One of Thomas Sellers’ sisters, Mary Ann Sellars, had also moved to Melbourne. When, how and why remains unknown. She had been in domestic service in the 1891 census, but had then become another of those loose ends that disappeared from the family tree. It transpired that she had married Samuel Isaac Niman in Melbourne in 1900.

News of the death of Thomas’s wife would have been slow to reach them in 1906. One imagines letters sent back and forth by sea with an interval of six or seven weeks between dispatch and delivery. They would have touched upon the uncertain future of Thomas’s children. Exactly how the dialogue then developed one can only guess, but it seems the Nimans were unable to have children of their own and it was agreed they should take one of Thomas’s to live with them in Australia. In March, 1907, Mary Ann sailed from Melbourne, arriving in London in mid-May. Then on the 26th September she sailed back from Liverpool accompanied by five-year old Beatrice, and Beatrice Sellars became known as Beatrice Niman. One wonders what the little girl thought, sailing off to a new life on the other side of the world with an aunt she had known for just four months.

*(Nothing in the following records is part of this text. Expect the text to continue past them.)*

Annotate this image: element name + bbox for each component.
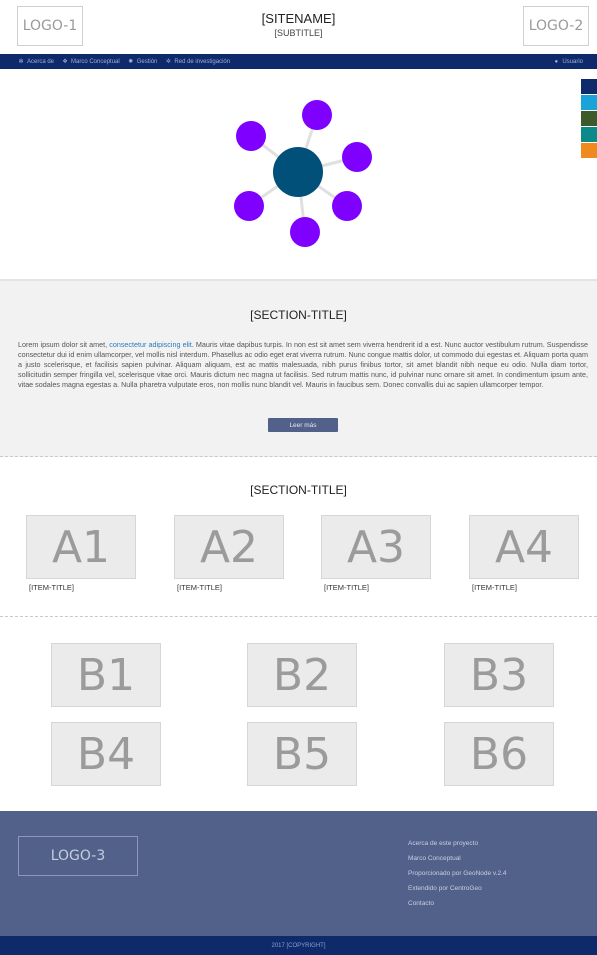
- footer-link-marco[interactable]: Marco Conceptual: [408, 854, 507, 869]
- theme-swatch-green[interactable]: [581, 111, 597, 126]
- nav-item-label: Gestión: [136, 58, 158, 65]
- footer-link-centrogeo[interactable]: Extendido por CentroGeo: [408, 884, 507, 899]
- item-tile[interactable]: A2: [174, 515, 284, 579]
- cubes-icon: ❖: [62, 58, 68, 65]
- theme-swatch-navy[interactable]: [581, 79, 597, 94]
- nav-item-label: Marco Conceptual: [71, 58, 120, 65]
- network-node: [332, 191, 362, 221]
- network-node: [234, 191, 264, 221]
- theme-swatch-blue[interactable]: [581, 95, 597, 110]
- grid-tile[interactable]: B2: [247, 643, 357, 707]
- hero-graphic-area: [0, 69, 597, 279]
- network-node: [342, 142, 372, 172]
- item-card: A1 [ITEM-TITLE]: [26, 515, 136, 592]
- footer-links: Acerca de este proyecto Marco Conceptual…: [408, 839, 507, 914]
- item-tile[interactable]: A4: [469, 515, 579, 579]
- grid-tile[interactable]: B3: [444, 643, 554, 707]
- site-subtitle: [SUBTITLE]: [274, 28, 323, 38]
- site-footer: LOGO-3 Acerca de este proyecto Marco Con…: [0, 811, 597, 936]
- item-card: A4 [ITEM-TITLE]: [469, 515, 579, 592]
- grid-tile[interactable]: B5: [247, 722, 357, 786]
- site-header: LOGO-1 [SITENAME] [SUBTITLE] LOGO-2: [0, 0, 597, 54]
- gears-icon: ✲: [165, 58, 171, 65]
- grid-tile[interactable]: B4: [51, 722, 161, 786]
- nav-item-red[interactable]: ✲ Red de investigación: [165, 59, 230, 65]
- nav-item-gestion[interactable]: ✹ Gestión: [128, 58, 158, 65]
- network-node: [236, 121, 266, 151]
- about-paragraph: Lorem ipsum dolor sit amet, consectetur …: [18, 340, 588, 390]
- theme-swatch-teal[interactable]: [581, 127, 597, 142]
- nav-item-acerca[interactable]: ✻ Acerca de: [18, 59, 54, 65]
- grid-tile[interactable]: B6: [444, 722, 554, 786]
- items-section: [SECTION-TITLE] A1 [ITEM-TITLE] A2 [ITEM…: [0, 457, 597, 617]
- item-title[interactable]: [ITEM-TITLE]: [469, 583, 579, 592]
- read-more-button[interactable]: Leer más: [268, 418, 338, 432]
- copyright-bar: 2017 [COPYRIGHT]: [0, 936, 597, 955]
- section-title: [SECTION-TITLE]: [250, 308, 347, 322]
- footer-link-contact[interactable]: Contacto: [408, 899, 507, 914]
- item-card: A3 [ITEM-TITLE]: [321, 515, 431, 592]
- network-node: [290, 217, 320, 247]
- nav-item-marco[interactable]: ❖ Marco Conceptual: [62, 58, 120, 65]
- gear-icon: ✹: [128, 58, 134, 65]
- about-link[interactable]: consectetur adipiscing elit: [109, 340, 192, 349]
- network-graph: [234, 100, 372, 247]
- item-title[interactable]: [ITEM-TITLE]: [174, 583, 284, 592]
- user-icon: ●: [554, 58, 559, 65]
- footer-logo[interactable]: LOGO-3: [18, 836, 138, 876]
- main-navbar: ✻ Acerca de ❖ Marco Conceptual ✹ Gestión…: [0, 54, 597, 69]
- footer-link-geonode[interactable]: Proporcionado por GeoNode v.2.4: [408, 869, 507, 884]
- about-section: [SECTION-TITLE] Lorem ipsum dolor sit am…: [0, 279, 597, 457]
- network-node: [302, 100, 332, 130]
- item-card: A2 [ITEM-TITLE]: [174, 515, 284, 592]
- item-tile[interactable]: A1: [26, 515, 136, 579]
- network-center-node: [273, 147, 323, 197]
- theme-color-picker: [581, 79, 597, 159]
- logo-right[interactable]: LOGO-2: [523, 6, 589, 46]
- theme-swatch-orange[interactable]: [581, 143, 597, 158]
- spinner-icon: ✻: [18, 58, 24, 65]
- nav-item-label: Acerca de: [27, 58, 55, 65]
- item-title[interactable]: [ITEM-TITLE]: [26, 583, 136, 592]
- nav-user-menu[interactable]: ● Usuario: [553, 54, 584, 69]
- about-text-start: Lorem ipsum dolor sit amet,: [18, 340, 110, 349]
- nav-item-label: Red de investigación: [174, 58, 231, 65]
- nav-user-label: Usuario: [562, 58, 583, 65]
- section-title: [SECTION-TITLE]: [250, 483, 347, 497]
- footer-link-about[interactable]: Acerca de este proyecto: [408, 839, 507, 854]
- item-title[interactable]: [ITEM-TITLE]: [321, 583, 431, 592]
- item-tile[interactable]: A3: [321, 515, 431, 579]
- grid-tile[interactable]: B1: [51, 643, 161, 707]
- site-name: [SITENAME]: [261, 11, 336, 26]
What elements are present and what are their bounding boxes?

S I Niman, Boston, Lincolnshire 1933
The Lincolnshire Standard and Boston Guardian, 1933

The Nimans remained in Melbourne for a further six years until, in July 1913, they returned to England and settled in Boston. Samuel started another business there, apparently with Mary Ann and Beatrice, eventually opening a ladies clothing shop at 55 West Street. They lived on the premises, which is where my father and his parents would have visited them in 1937. Beatrice by then was married with children of her own, but she still lived in Boston and may also have been present. We no longer know how well Mary Ann knew my grandmother or whether Beatrice remembered her. She would have remembered very little about her time in Goole with her own parents, but might have visited on returning from Melbourne in 1913 because her father, Thomas Sellars, was still alive. One can only wonder. The more you find about family history, the more questions you have.

So my father had not imagined the whole thing. The man with the Hebrew bible was real. He was Samuel Isaac Niman, the husband of one of my father’s mother’s cousins. Beatrice’s son remembered him as very religious. As a child he would sit on his knee at the high desk as he read the Hebrew bible.

Sadly, my father died six or seven years before I was able to tell him.

S I Niman, Boston, Lincolnshire

After Samuel's death, Mary Ann went to live with Beatrice and her family who had moved to Muswell Hill, London. She died there aged 84 in 1956.